Assessing the impact of any social program on the floor poses methodological challenges, given that conventional surveys are not designed for this purpose. Even in high quality surveys, the tails of the distribution are not likely to be measured accurately. Recorded incomes in surveys can be very low for some household in a survey response period, but this can be deceptive about living standards. Our method recognizes that there are both measurement errors and smoothable transient income effects in the observed survey data. Some averaging is called for.
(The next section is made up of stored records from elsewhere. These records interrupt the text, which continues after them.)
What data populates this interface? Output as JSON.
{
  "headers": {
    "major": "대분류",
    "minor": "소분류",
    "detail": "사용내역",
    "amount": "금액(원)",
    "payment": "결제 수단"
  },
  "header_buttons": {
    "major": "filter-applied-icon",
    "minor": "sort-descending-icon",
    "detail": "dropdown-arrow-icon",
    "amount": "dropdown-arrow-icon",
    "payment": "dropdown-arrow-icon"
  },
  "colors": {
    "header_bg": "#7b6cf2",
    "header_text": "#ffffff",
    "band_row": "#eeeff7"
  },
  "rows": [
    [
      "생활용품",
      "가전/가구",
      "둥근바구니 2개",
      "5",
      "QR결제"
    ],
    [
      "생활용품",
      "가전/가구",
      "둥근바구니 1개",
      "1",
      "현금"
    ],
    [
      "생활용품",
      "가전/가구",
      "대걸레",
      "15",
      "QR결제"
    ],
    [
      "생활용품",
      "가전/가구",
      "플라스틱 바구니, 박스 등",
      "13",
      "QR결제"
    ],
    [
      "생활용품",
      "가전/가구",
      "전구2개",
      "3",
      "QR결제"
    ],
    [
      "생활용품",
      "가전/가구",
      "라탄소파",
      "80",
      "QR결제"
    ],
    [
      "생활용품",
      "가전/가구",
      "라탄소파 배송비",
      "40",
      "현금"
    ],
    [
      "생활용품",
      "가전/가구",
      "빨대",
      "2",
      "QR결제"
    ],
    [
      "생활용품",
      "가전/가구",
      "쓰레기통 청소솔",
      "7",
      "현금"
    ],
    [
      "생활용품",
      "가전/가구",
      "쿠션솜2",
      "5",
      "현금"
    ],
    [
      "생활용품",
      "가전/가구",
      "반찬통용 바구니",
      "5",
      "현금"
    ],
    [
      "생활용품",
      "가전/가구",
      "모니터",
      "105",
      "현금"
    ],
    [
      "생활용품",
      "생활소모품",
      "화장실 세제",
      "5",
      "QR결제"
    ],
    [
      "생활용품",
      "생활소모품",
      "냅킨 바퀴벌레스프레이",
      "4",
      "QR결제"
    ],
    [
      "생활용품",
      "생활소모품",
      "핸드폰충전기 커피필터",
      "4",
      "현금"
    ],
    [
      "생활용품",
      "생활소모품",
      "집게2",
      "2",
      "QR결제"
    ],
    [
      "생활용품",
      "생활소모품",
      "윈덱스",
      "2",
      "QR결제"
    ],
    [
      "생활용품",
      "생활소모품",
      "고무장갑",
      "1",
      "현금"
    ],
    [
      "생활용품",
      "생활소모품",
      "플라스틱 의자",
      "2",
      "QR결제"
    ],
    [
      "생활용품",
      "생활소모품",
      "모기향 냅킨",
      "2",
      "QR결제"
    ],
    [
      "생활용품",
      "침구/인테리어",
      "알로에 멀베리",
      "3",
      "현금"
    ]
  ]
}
The idea is to measure the floor as a weighted mean of those deemed to be poor, with higher weight on observationally poorer people.

The new paper implements an operational approach to measuring the floor in the US using cross-sectional national surveys spanning 30 years, and uses these data to study the impact of SNAP. We estimate the level of the floor before and after recorded receipts from SNAP at the household level. This requires some potentially strong assumptions, so we provide various robustness tests, including tests of alternative weighting schemes, possible behavioral responses to SNAP among the poorest and the sensitivity of our results to including non-positive incomes. We also provide confidence intervals for the floor, taking account of survey design.

The paper finds that America’s poorest gained from SNAP. Their mean gain exceeded mean spending on SNAP—implying that the program has historically done better than a universal basic income (UBI) with the same budget (and ignoring any differences in administrative cost, which could well be lower for a UBI). Alarmingly, we find that America’s floor has been on a long-term decline, although SNAP helped prevent further decline in some periods, notably during the 2008-11 financial crisis. However, the efficiency of SNAP in raising the floor has also fallen over time, such that the per capita amount received by the poorest in 2016 is about the same as mean spending per capita.

Fig 3 floor post

In summary, the paper provides the first assessment of America’s progress in lifting the floor of the distribution of real income, and whether the country’s largest antipoverty program helped do so. Alarmingly, America’s floor has been sinking over the last 30 years. SNAP has lifted the floor, but its efficiency in doing so has declined over time. Full SNAP coverage of the poorest would lift the floor appreciable, from around $5 a day (per person, or about one third of the official poverty line) to $8.